1:
Bom dia, meritíssimo, estou aqui hoje para pleitear, em nome de meu
cliente, a propriedade legal da sua casa.
2:
Desculpe, sr. advogado, mas não estou entendendo corretamente a
pedida do seu cliente. Como é que ele deseja isso? Acredito que seja
algo que ele não possa pleitear.
1:
Por que não, meritíssimo?
2:
A casa deixou de ser de seu cliente há muitos anos. Depois que ele a
deixou, houve, pelo menos, três outros donos.
1:
Mas, meritíssimo, meu cliente jamais deixou a sua casa!
2:
Como não?, ele deixou a todos nós!
1:
Pelo contrário, meritíssimo. Aquela casa fora construída pelo seu
bisavô. Lá, sua avó nasceu, cresceu, casou-se e teve o pai de meu
cliente. Da mesma forma, o pai do meu cliente herdou sua casa, lá
cresceu, casou e também morou toda a sua vida e deixou de herança
para o meu cliente, portanto, o dono legal da propriedade.
2:
Mas, sr. advogado, ao deixá-la e a todos nós, como eu já afirmei
(e está bem claro, aqui, documentado nos autos), houve, pelo menos,
mais outros três donos depois do seu cliente.
1:
Por isso, devo reafirmar, que este não é o caso do meu cliente.
2:
Como não, sr. advogado?
1:
Ora, meritíssimo. Meu cliente também nesta casa nasceu, cresceu.

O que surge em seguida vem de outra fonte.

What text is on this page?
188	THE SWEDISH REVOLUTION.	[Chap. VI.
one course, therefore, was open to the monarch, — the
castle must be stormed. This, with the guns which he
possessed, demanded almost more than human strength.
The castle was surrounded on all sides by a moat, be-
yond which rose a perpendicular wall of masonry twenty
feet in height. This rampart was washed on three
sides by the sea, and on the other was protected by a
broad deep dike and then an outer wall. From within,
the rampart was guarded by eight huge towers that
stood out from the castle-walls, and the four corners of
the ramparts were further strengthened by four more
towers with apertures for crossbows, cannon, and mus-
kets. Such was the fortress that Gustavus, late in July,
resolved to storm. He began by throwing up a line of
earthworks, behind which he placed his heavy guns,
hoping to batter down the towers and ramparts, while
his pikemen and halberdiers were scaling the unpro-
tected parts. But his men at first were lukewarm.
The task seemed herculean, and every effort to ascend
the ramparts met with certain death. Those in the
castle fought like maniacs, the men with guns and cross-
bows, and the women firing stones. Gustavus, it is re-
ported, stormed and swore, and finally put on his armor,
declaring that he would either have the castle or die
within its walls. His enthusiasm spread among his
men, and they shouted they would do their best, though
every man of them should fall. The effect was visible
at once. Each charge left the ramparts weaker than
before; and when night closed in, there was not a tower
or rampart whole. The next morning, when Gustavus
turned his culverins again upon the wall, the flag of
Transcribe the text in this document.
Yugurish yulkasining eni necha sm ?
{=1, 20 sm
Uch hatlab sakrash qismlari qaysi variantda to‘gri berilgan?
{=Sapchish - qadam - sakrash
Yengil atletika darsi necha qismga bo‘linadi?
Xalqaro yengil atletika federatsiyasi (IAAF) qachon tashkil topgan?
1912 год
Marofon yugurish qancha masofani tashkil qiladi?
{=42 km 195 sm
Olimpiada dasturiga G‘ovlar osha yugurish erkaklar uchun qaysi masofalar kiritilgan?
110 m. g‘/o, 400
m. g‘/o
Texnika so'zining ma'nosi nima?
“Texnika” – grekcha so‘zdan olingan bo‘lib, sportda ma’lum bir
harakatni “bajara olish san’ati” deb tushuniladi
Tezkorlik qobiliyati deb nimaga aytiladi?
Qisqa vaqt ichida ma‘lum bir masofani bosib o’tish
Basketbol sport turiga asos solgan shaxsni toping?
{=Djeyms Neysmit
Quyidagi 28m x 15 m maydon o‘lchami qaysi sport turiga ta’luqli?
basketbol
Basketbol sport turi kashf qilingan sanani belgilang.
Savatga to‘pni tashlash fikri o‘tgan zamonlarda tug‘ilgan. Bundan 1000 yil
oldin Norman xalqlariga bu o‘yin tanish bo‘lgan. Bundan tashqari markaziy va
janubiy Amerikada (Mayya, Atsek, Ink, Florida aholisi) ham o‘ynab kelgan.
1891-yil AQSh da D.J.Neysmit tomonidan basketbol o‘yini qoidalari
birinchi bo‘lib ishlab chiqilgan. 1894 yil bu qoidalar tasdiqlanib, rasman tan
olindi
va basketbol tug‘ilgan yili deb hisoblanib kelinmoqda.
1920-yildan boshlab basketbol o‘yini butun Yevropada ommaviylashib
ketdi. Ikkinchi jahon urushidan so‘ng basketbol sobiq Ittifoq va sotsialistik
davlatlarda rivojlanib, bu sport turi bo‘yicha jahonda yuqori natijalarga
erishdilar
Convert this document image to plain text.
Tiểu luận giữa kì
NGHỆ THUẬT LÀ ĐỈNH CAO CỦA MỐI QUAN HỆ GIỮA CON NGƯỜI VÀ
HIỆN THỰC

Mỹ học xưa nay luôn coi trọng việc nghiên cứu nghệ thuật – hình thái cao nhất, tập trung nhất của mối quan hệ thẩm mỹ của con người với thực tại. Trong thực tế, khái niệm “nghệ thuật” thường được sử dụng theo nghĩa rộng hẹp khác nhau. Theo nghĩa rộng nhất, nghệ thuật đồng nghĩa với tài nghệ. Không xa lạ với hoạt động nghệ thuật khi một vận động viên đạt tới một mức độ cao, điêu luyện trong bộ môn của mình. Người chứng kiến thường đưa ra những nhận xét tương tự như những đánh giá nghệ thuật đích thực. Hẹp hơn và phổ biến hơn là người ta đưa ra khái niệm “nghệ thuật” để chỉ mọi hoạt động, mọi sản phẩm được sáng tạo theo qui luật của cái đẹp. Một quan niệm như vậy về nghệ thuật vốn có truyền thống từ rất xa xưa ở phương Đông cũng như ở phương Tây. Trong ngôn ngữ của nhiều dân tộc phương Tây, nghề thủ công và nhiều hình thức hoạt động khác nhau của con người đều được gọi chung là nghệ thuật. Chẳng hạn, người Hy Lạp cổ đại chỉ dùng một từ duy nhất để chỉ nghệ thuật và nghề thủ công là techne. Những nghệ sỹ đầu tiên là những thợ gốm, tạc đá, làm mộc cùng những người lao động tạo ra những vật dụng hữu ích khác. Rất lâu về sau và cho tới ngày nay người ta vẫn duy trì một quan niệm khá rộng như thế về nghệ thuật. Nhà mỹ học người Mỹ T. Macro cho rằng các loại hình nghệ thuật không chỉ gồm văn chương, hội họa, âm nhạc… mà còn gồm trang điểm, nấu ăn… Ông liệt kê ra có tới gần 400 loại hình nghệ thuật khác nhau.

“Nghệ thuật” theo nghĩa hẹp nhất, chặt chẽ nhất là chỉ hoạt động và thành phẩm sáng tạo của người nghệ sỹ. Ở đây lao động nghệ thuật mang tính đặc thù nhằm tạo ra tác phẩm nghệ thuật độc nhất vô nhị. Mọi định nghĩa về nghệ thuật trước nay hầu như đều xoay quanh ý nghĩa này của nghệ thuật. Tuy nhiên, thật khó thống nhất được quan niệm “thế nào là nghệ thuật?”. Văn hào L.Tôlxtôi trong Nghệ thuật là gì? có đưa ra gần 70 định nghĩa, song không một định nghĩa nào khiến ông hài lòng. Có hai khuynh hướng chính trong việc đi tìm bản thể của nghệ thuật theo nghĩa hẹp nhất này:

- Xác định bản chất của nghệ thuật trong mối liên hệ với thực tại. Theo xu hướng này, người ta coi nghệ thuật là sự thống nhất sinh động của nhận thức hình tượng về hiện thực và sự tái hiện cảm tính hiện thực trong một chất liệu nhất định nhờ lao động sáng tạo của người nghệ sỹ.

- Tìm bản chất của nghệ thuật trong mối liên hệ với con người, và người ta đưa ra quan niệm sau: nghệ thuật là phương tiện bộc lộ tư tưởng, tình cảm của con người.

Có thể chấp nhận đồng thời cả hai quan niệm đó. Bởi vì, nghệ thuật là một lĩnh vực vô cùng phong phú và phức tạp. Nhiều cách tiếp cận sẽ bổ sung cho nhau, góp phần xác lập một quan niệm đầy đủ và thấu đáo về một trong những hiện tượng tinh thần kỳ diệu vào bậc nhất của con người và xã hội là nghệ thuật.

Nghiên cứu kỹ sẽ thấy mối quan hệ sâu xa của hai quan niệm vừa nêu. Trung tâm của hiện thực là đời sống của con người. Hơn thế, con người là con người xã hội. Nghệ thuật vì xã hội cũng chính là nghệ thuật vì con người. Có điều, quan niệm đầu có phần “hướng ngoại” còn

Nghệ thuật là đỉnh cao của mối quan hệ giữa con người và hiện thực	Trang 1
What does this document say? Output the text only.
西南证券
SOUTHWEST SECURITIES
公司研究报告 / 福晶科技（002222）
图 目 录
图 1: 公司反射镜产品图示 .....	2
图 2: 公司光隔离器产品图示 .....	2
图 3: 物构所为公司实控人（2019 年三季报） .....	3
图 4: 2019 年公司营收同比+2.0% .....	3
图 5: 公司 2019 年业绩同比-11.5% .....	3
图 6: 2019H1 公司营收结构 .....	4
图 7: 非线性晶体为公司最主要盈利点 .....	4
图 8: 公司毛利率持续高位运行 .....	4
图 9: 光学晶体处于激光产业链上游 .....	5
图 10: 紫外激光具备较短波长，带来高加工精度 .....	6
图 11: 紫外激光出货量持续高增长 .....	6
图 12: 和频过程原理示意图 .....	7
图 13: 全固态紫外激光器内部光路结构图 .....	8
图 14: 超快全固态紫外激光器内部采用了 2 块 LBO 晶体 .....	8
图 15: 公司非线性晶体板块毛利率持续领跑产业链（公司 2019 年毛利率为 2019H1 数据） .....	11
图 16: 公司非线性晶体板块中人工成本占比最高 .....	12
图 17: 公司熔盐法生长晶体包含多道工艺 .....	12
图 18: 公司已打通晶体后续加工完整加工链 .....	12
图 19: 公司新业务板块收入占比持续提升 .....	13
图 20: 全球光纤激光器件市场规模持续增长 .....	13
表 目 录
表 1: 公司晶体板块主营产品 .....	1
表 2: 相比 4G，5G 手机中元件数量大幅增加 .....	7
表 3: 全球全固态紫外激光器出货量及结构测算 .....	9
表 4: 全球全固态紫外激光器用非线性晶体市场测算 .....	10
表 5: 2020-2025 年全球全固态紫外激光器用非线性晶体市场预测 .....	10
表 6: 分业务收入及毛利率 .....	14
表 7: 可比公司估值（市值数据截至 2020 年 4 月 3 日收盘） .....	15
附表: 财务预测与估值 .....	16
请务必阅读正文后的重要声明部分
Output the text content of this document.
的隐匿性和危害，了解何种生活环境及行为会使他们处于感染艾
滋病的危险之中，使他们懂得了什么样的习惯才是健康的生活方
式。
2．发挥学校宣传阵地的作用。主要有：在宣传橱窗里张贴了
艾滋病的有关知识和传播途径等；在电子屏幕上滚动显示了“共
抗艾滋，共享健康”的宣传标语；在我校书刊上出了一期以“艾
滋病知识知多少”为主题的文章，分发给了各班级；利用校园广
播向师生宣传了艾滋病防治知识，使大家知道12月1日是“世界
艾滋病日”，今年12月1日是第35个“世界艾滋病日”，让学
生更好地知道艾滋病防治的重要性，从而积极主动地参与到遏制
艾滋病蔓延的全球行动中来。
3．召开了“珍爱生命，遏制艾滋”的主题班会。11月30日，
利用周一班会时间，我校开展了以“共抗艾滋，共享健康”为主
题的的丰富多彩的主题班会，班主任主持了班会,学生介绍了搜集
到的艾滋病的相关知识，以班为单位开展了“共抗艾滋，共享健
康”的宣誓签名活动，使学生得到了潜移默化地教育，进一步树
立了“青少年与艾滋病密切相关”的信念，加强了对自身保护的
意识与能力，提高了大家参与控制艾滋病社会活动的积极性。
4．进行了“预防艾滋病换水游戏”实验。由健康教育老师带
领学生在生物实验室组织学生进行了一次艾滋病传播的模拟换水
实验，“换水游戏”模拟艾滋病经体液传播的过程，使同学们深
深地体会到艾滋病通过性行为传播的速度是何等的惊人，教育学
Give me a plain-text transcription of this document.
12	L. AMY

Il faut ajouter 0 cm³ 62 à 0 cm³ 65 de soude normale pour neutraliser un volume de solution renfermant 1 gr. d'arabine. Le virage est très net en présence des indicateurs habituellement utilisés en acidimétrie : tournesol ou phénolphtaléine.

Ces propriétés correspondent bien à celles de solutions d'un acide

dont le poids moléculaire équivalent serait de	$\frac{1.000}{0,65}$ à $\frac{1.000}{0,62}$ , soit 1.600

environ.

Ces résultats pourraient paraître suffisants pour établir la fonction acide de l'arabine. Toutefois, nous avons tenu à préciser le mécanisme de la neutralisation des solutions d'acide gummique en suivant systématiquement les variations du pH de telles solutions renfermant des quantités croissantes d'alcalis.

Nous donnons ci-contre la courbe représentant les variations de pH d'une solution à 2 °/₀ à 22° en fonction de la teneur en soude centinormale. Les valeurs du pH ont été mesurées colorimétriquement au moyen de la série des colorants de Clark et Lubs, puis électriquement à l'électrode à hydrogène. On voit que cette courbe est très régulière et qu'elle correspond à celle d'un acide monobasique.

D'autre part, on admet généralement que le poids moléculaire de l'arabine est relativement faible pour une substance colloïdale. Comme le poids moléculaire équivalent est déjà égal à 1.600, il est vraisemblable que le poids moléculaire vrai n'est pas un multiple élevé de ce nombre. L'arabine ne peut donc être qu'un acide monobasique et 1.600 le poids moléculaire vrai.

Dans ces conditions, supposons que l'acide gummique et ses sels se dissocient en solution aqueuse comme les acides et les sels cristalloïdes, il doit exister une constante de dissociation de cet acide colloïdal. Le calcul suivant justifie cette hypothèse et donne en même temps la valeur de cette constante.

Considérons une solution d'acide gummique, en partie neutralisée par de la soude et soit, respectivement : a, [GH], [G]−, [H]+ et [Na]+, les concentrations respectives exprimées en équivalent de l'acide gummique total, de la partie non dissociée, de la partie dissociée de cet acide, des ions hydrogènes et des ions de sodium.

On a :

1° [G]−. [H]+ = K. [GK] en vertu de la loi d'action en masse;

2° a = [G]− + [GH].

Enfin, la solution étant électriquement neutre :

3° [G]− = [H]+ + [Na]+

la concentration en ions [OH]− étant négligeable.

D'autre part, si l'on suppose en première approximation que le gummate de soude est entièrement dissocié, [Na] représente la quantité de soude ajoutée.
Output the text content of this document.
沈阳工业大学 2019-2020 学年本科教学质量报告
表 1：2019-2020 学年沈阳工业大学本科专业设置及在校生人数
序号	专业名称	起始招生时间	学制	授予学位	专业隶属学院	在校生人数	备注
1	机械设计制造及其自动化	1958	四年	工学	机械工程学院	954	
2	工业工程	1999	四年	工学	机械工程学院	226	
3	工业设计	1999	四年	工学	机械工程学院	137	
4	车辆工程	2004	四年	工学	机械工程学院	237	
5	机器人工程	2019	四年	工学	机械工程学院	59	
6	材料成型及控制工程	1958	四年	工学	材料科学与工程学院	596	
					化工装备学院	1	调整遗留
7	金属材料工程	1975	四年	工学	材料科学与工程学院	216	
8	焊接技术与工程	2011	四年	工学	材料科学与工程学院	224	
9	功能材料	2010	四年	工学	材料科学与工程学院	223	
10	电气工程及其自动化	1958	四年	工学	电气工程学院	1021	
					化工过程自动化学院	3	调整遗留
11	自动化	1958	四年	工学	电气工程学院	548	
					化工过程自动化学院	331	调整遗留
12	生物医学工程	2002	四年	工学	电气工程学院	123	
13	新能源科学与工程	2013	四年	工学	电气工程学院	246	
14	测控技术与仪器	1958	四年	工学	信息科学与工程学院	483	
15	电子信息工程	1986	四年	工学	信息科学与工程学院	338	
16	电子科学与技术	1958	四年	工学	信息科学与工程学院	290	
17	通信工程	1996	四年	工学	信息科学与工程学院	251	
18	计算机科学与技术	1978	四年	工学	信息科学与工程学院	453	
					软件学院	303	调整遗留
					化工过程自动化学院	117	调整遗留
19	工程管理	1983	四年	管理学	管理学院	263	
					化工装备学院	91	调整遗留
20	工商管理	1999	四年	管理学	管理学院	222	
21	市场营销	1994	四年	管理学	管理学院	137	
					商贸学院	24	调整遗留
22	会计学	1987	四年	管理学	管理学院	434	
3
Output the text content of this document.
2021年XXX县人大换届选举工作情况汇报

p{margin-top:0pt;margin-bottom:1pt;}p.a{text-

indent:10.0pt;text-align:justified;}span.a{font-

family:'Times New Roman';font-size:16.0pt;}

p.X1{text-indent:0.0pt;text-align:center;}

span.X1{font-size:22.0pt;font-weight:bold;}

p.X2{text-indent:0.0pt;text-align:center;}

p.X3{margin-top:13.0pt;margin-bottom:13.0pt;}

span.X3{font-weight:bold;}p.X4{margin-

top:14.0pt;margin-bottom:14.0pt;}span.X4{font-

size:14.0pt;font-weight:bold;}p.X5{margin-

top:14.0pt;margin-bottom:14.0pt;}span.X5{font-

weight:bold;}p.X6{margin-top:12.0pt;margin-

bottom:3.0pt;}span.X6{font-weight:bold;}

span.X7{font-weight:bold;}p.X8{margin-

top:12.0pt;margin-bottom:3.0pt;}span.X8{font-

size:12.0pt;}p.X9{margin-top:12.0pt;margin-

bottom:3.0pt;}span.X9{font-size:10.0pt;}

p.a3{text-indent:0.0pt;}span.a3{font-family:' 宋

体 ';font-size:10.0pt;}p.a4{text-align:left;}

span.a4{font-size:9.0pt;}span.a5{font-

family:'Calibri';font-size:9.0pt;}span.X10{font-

Criou lá uma grande rede de laços afetivos. Casou-se, duas vezes,
as suas duas mulheres moraram lá com ele. Todos, TODOS, os seus
quatro filhos lá moraram com o pai. Viveu, gozou, sofreu, morreu
naquela casa.
2:
Matou-se, o sr. quer dizer.
1:
A forma da morte não vem ao caso, meritíssimo.
2:
Como não vem ao caso, sr. advogado? Esta é a única prova que eu
preciso para indeferir a pedida do seu cliente.
1:
O que vem ao caso, meritíssimo, é que há trinta anos ninguém mora
mais naquela casa. Ninguém a comprou, ninguém a alugou, ninguém lá
VIVEU, como meu cliente lá vivera por mais de seis décadas, quase
cem, CEM, anos, sem jamais abandoná-la, meritíssimo, diferentemente
dos novos donos passados. Caso clássico, meritíssimo, de usucapião,
excelência, se não quisermos levar em conta a propriedade como
herança.
2:
Herança não poderia ser, jamais, porque outras famílias compraram
a casa. Não há sentido de que seu cliente herde a propriedade
alheia.
1:
É justamente por isso que requeremos, de v. ex., o usucapião do
imóvel.
2:
Um fantasma não pode ter propriedades, sr. advogado!
1:
Ora, por que não? Desconheço qualquer cláusula legal que proíba
meu cliente, ou qualquer outro fantasma, de ter a propriedade de um
imóvel. Negá-la seria negar a propriedade como um direito humano
básico.
2:
Seu cliente não é humano, sr. advogado.
1:
Data vênia, meritíssimo, como o v. ex. pode afirmar isso? Qual a
jurisprudência em que o sr. se baseia?
2:
O seu cliente, sr. advogado, não-pos-sui-cor-po!